Die Biodyozon GmbH ist als Lieferant in der Artikel 95 Liste der ECHA aufgenommen und darf daher europaweit den Inhaltsstoff „Aktivchlor, freigesetzt aus Hypochlorsäure“ vertreiben. ECHA Registernr.: BC-UK 0044396-21

List of active substances and suppliers

Die Produkte Biodyozon® Clean Surface, Clean Hand und Clean Air haben ca. 500 ppm „Aktivchlor, freigesetzt aus Hypochlorsäure“ im Produkt.

Biodyozon® zerstört nachweislich (Henkel, Institut Fresenius) ab 200 ppm sicher die meisten Keime, Bakterien und Viren.

Gerne stellen wir Ihnen auch individuelle HOCl-Lösungen bis 2000 ppm her.

Biodyozon® ist salzfrei. Durch unser spezielles Herstellungsverfahren befindet sich kein Natriumchlorid (NaCl) im Produkt, wodurch der Leitwert der Desinfektion erheblich niedriger als bei Marktbegleitern ist.

Dies ist wichtig für alle Geräte, Düsen etc., die mit der Desinfektion in Kontakt kommen.

Achtung vor Wettbewerbsprodukten, die mit HOCl werben: Wenn bei den Inhaltsstoffen Natriumchlorid (NaCl) angegeben ist, kann davon ausgegangen werden, dass es sich nicht um „Aktivchlor, freigesetzt aus Hypochlorsäure“ sondern um sogenanntes „Anolyt“ bzw. Natriumhypochlorit handelt.
Hier hilft ein Blick in das Sicherheitsdatenblatt des Lieferanten sowie eine Kontrolle der Inhaltsstoffe, die bei der Registrierung des Biozids bei der BauA (Bundesanstalt für Arbeitsschutz und Arbeitsmedizin) angegeben wurde:

Datenbank der gemeldeten Biozidprodukte

Michael Faraday gründete die Gesetze der Elektrolyse und wurde in den 1870er Jahren kommerziell verfügbar.

Elektrolyse nennt man einen chemischen Prozess, bei dem elektrischer Strom eine Redoxreaktion erzwingt. Sie wird beispielsweise zur Gewinnung von Metallen verwendet, oder zur Herstellung von Stoffen, deren Gewinnung durch rein chemische Prozesse teurer oder kaum möglich wäre. Beispiele wichtiger Elektrolysen sind die Gewinnung von Wasserstoff, Chlor und Natronlauge.

Weitere Informationen

Hypochlorsäure ist von der FDA für die Verwendung bei Fleisch, Geflügel, Fisch und Meeresfrüchten, Obst und Gemüse und Schaleneiern als Desinfektionsmittel ohne Spülung zugelassen. 

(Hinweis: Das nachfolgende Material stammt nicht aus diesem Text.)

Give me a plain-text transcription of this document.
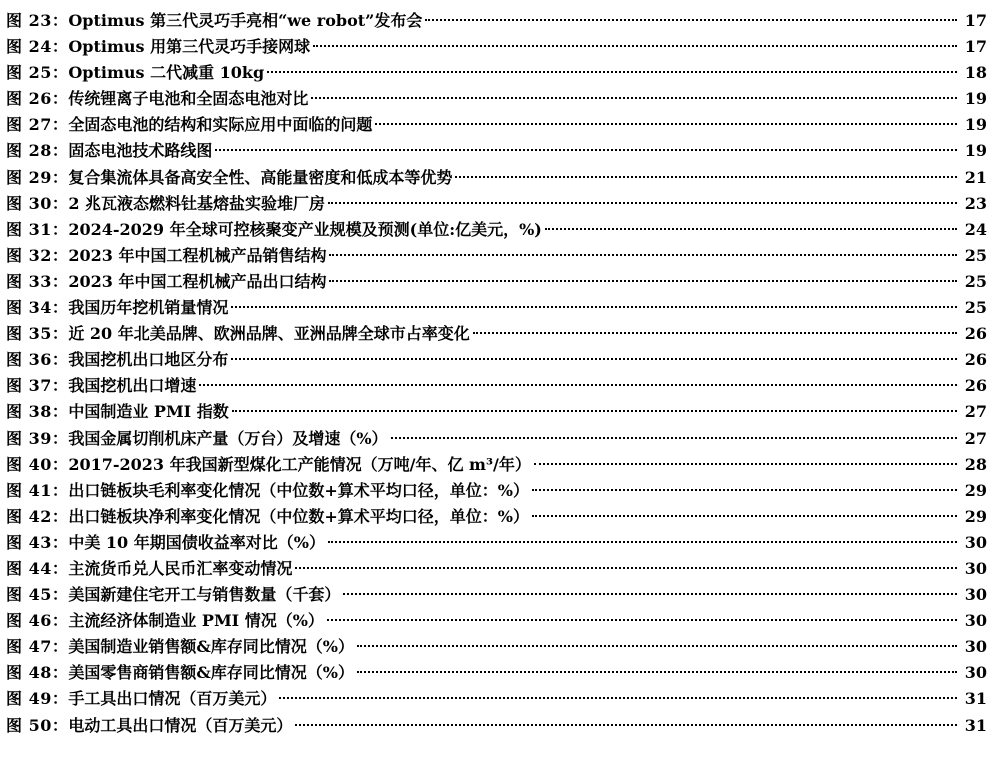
图 23： Optimus 第三代灵巧手亮相“we robot”发布会	17
图 24： Optimus 用第三代灵巧手接网球	17
图 25： Optimus 二代减重 10kg	18
图 26： 传统锂离子电池和全固态电池对比	19
图 27： 全固态电池的结构和实际应用中面临的问题	19
图 28： 固态电池技术路线图	19
图 29： 复合集流体具备高安全性、高能量密度和低成本等优势	21
图 30： 2 兆瓦液态燃料钍基熔盐实验堆厂房	23
图 31： 2024-2029 年全球可控核聚变产业规模及预测(单位:亿美元，%)	24
图 32： 2023 年中国工程机械产品销售结构	25
图 33： 2023 年中国工程机械产品出口结构	25
图 34： 我国历年挖机销量情况	25
图 35： 近 20 年北美品牌、欧洲品牌、亚洲品牌全球市占率变化	26
图 36： 我国挖机出口地区分布	26
图 37： 我国挖机出口增速	26
图 38： 中国制造业 PMI 指数	27
图 39： 我国金属切削机床产量（万台）及增速（%）	27
图 40： 2017-2023 年我国新型煤化工产能情况（万吨/年、亿 m³/年）	28
图 41： 出口链板块毛利率变化情况（中位数+算术平均口径，单位：%）	29
图 42： 出口链板块净利率变化情况（中位数+算术平均口径，单位：%）	29
图 43： 中美 10 年期国债收益率对比（%）	30
图 44： 主流货币兑人民币汇率变动情况	30
图 45： 美国新建住宅开工与销售数量（千套）	30
图 46： 主流经济体制造业 PMI 情况（%）	30
图 47： 美国制造业销售额&库存同比情况（%）	30
图 48： 美国零售商销售额&库存同比情况（%）	30
图 49： 手工具出口情况（百万美元）	31
图 50： 电动工具出口情况（百万美元）	31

Die Konzentration des verfügbaren freien Chlors soll 60 ppm nicht überschreiten. Die FCS enthaltende wässrige Lösung kann in Verarbeitungsanlagen wie folgt verwendet werden:

1. in Prozesswasser oder Eis, das mit Lebensmitteln in Kontakt kommt, als Sprüh-, Wasch-, Spül-, Tauch-, Kühlwasser und Brühwasser für ganzes oder zerlegtes Fleisch und Geflügel, einschließlich Schlachtkörper, Teile, Besatz und Innereien

2. in Prozesswasser, Eis oder Salzlake zum Waschen, Spülen oder Kühlen von verarbeiteten und vorgeformten Fleisch- und Geflügelprodukten

3. in Prozesswasser oder Eis zum Waschen, Spülen oder Kühlen von Obst, Gemüse, ganzem oder geschnittenem Fisch und Meeresfrüchten

4. in Prozesswasser zum Waschen oder Spülen von Schaleneiern.

Weitere Informationen

Leitfaden zur Minimierung mikrobieller Lebensmittelsicherheitsgefahren von frisch geschnittenem Obst und Gemüse

Die antimikrobielle Aktivität eines chlorbasierten Desinfektionsmittels hängt von der Menge an hypochloriger Säure (auch „freies Chlor“ genannt) im Wasser ab. Die Menge an Hypochlorsäure im Wasser hängt vom pH-Wert des Wassers, der Menge an organischem Material im Wasser und bis zu einem gewissen Grad von der Temperatur des Wassers ab. Wenn die Menge an hypochloriger Säure nicht aufrechterhalten wird und die Menge an organischem Material zunimmt, kann das antimikrobielle Mittel seine Wirksamkeit bei der Aufrechterhaltung der Wasserqualität verlieren.  Wenn ein Fresh-Cut-Prozessor eine chlorhaltige Verbindung als Desinfektionsmittel verwendet, empfehlen wir, dass der Prozessor das Prozesswasser auf freie Chlor- oder Hypochlorsäurekonzentrationen überwacht.